En 1989 –con mis dos hijos pequeños– dejé el Perú del primer gobierno de García, ese de la paloma blanca y el “futuro diferente”. Al igual que un millón de peruanos hui del derrumbe del Estado, de una hiperinflación incontrolable, de la vesania terrorista y de la absoluta falta de seguridad. El desarraigo que me causó el separarme de mi familia lo combatí escribiendo. Todavía guardo las cartas con mi padre y mi madre, y cuando el primero falleció, la relación, esta vez telefónica, con la segunda se intensificó. Sin esas largas conversaciones con mi mamá me hubiera sido imposible atenuar la pena de no verla, olerla y disfrutar de su deliciosa comida. Cuando la vida me trajo de vuelta desde Dublín, nos abrazamos fuerte y mientras ella lloraba le prometí que pasaríamos mi sabático recuperando el tiempo perdido. En estos tres últimos meses conversamos mucho y así fue cómo verifiqué la fortaleza, el carácter, la independencia y el inmenso amor por la vida que la caracterizó. Porque a pesar de la intensidad de su mal, mi mamá, al igual que Julio, se aferró a la vida y dio batalla hasta que se le agotaron todas sus fuerzas.

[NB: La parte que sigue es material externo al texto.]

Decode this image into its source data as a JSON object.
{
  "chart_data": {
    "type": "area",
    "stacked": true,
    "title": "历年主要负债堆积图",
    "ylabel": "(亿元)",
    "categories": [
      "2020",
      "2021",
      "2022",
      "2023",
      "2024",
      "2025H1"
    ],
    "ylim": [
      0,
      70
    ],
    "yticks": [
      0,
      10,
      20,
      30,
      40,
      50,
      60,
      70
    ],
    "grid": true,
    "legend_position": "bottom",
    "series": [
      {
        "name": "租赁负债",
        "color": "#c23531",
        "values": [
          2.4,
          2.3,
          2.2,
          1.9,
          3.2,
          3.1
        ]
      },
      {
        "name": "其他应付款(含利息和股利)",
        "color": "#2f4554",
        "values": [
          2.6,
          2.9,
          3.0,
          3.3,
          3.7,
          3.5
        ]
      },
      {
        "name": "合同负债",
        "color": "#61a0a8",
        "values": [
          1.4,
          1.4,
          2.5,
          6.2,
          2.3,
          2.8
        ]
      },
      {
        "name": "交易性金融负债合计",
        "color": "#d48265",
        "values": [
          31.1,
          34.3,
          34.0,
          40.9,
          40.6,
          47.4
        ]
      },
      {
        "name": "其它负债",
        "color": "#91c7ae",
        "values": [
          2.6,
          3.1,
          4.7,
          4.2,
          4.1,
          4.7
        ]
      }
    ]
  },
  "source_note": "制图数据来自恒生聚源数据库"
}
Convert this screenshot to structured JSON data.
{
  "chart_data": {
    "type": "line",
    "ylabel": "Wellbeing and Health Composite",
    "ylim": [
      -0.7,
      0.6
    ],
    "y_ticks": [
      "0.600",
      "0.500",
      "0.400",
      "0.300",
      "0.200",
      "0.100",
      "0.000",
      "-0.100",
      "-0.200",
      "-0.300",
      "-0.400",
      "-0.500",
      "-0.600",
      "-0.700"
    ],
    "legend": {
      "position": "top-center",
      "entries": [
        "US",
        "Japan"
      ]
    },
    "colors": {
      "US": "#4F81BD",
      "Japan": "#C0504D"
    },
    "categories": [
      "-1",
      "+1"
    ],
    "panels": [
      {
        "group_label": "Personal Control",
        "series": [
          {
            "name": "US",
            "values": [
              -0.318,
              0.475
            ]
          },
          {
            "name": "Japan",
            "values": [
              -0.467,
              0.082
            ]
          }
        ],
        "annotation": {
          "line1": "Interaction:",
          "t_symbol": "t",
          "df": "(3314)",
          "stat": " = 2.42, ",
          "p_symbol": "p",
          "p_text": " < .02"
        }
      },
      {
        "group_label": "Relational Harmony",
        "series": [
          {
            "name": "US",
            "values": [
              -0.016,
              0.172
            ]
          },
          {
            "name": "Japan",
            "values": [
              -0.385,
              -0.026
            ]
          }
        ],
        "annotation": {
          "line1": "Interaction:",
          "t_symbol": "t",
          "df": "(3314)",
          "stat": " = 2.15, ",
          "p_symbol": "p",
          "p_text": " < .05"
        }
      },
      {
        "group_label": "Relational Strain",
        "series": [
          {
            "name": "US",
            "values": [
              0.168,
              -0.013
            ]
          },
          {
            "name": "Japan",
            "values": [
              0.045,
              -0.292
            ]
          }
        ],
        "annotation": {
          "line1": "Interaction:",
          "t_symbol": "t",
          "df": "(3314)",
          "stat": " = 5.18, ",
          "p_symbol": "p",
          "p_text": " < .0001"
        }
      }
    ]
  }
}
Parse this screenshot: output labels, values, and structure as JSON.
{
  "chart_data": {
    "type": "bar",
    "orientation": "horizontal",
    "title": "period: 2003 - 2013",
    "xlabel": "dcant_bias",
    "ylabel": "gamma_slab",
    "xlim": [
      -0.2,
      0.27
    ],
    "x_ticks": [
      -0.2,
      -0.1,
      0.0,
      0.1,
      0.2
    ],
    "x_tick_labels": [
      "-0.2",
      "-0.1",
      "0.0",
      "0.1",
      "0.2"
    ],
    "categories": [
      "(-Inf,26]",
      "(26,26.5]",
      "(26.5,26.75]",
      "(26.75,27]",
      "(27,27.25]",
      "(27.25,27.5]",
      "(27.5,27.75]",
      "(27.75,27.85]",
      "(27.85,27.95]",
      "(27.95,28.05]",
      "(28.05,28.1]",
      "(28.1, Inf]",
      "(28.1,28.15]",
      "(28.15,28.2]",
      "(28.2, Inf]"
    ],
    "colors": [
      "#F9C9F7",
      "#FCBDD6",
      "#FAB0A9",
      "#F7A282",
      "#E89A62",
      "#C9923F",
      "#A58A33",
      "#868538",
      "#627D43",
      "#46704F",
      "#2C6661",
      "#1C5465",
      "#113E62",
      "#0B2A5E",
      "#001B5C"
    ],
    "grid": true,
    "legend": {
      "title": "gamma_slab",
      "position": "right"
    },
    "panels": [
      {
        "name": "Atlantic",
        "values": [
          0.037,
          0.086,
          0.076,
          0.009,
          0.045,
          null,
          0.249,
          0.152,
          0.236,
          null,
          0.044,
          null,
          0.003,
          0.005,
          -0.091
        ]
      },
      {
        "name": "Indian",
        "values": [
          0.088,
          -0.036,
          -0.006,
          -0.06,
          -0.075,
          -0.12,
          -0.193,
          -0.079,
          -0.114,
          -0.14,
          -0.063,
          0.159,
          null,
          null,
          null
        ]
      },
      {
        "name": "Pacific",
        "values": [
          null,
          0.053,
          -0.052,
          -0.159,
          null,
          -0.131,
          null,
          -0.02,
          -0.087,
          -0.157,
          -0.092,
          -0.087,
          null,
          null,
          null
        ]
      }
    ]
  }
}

Los momentos más felices de mi vida –hasta este triste verano del 2019 en el que perdí a mi madre y a uno de mis mejores amigos– ocurrieron en La Punta. Cada vez que estaba por llegar a mi pequeño oasis de paz le escribía a Julio para contarle que andaba organizando un almuercito con pejerreyes a la vinagreta y chilcanos y él siempre me contestaba: “Ahí estaremos con Leo siempre y cuando cocine Enrique”, mi esposo a quien tanto quería. Mi relación con Julio empezó con varias discrepancias respecto a su modelo de interpretación de la historia política peruana y culminó en una maravillosa e inolvidable amistad. Me llenaba de alegría verlos llegar a él y a Leo –con su ramo de flores en la mano– y conversar con mi mamá sobre sus años juveniles, cuando Julio venía a La Punta para bañarse en Cantolao. Cierro los ojos y vienen a mi memoria esos magníficos atardeceres frente a la isla San Lorenzo con todos los comensales conversando, mientras celebran la vida y la amistad.
A pesar de venir de mundos diferentes, los funerales de Julio, un gran intelectual, y de mi mamá, una ama de casa chalaca, fueron semejantes. El primero fue en el Instituto de Estudios Peruanos y el segundo en la Parroquia de la Punta, espacios de vida comunitaria colmados de flores y de amigos que lloraban a quien partía pero también celebraban una vida plena. Muy a tono con las trayectorias vitales de tantos otros Julios y tantas otras Lidas que –desde sus respectivas trincheras– nos sostuvieron con su sabiduría y su profundo amor a través de décadas de locura, de ambición desbordada y de horror. Porque fue el amor por el Perú, por la familia, los amigos, la buena mesa y el conocimiento y no la obsesión con un poder efímero lo que movió a dos seres humanos buenos a vivir y morir ejemplarmente en un país tan carenciado como el nuestro. Del cual paradójicamente, también, proviene el barro de los verdaderos héroes que son muchísimos y que apuntalan en silencio a esta república tan hambrienta de amor, de compasión, de cordura y de verdad pero, sobre todo, de concordia y de felicidad.